O ye cannae fling pieces oot a twenty-storey flat,

Seven hundred hungry weans will testify to that,

If it's butter, cheese or jeely, if the breid is plain or pan,

The odds against it reaching earth are ninety-nine to wan.

The Jeely Piece
(Adam MacNaughton)

Me and my sister used to sing this song at ceilidhs in Iona, an island on the west coast of Scotland where we went on holiday for three weeks every year because our dad had a commission to carve birds and animals of the island on the cloisters in the old abbey. We lived in a cottage, so the song never really meant anything to me.

At the end of the month, after five years of living in high-rise buildings, I'm not going to be a skyscraper wean any more: we're moving to Stanley, on the south side of Hong Kong island, to a ground floor flat with a patio garden. I've grown so used to living at such great heights that it's going to be a strange transition. I'll miss the amazing view (see above), and the sheer, epic laziness of having access to a supermarket directly underneath my block, even if it is only Wellcome; I'll miss being able to get the bus at quarter to 9 and still be early for work, or better still, walking down the escalator and arriving at the office in 20 minutes (or longer, depending on how high my heels are that day). But the place we are going to is a peaceful, calm refuge, and that can't be said of our current flat, where noise is all around and you can hear brakes squealing and car horns and the people upstairs running the bath, or arguing and slamming doors at all hours.

Saturday, February 02, 2008

Not landing

As my flight from Singapore to Hong Kong came in towards the runway last night as I was looking out of the window, wondering how cold it was. The approach is over the sea, and when the clouds are low the plane emerges late in the descent, so sometimes you look down wondering when the runway lights are going to appear, we seem so low over the water. But the runway lights flashed and we were descending, a little fast. Midway through the descent, at the point when I was bracing for landing, the engines suddenly surged and we abruptly changed direction and started ascending again.

Clearly the pilot had aborted the landing, but no one said anything for a few minutes - playing it cool - until I turned to the guy next to me and we appraised each other nervously to see how scared we should be. After about 10 minutes the pilot laconically announced that we had been unable to land on that runway and were going around again to try another one. That was all.
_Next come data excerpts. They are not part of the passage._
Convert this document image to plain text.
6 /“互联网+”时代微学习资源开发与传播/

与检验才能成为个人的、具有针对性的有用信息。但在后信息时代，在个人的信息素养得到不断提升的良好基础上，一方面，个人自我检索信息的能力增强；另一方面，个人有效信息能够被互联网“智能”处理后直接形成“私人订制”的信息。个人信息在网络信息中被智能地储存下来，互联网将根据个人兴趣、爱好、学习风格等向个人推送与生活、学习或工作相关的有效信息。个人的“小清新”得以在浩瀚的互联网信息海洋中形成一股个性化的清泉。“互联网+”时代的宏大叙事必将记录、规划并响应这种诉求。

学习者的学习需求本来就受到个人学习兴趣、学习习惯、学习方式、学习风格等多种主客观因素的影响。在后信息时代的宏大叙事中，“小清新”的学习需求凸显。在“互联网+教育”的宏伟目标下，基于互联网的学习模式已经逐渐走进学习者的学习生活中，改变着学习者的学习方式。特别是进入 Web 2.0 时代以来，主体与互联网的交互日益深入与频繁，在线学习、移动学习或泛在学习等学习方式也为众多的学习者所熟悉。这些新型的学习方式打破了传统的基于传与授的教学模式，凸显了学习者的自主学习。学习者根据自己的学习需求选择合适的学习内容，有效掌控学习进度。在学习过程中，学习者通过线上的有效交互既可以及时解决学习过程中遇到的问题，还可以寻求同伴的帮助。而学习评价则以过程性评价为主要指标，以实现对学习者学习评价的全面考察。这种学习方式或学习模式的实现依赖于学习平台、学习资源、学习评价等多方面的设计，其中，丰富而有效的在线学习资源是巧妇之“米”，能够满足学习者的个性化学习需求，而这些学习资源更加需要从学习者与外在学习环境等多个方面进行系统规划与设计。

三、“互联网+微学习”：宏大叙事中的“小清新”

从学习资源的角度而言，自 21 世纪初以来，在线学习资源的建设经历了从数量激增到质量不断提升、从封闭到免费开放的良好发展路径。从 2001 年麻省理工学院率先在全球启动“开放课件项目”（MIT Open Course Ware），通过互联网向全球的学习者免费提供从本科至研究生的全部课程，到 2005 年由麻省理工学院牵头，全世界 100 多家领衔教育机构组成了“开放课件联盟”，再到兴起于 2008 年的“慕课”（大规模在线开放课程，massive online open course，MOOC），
I had been thinking earlier in the flight about how you should really tell everyone you love that you love them at the earliest opportunity, in case anything ever happens: I'm not really a nervous flier anymore, I have done it too often, but for some reason it crossed my mind while I was gazing idly at the tiny screen in front of me (watching, as it happens, an amazing performance by Viggo Mortensen in Eastern Promises).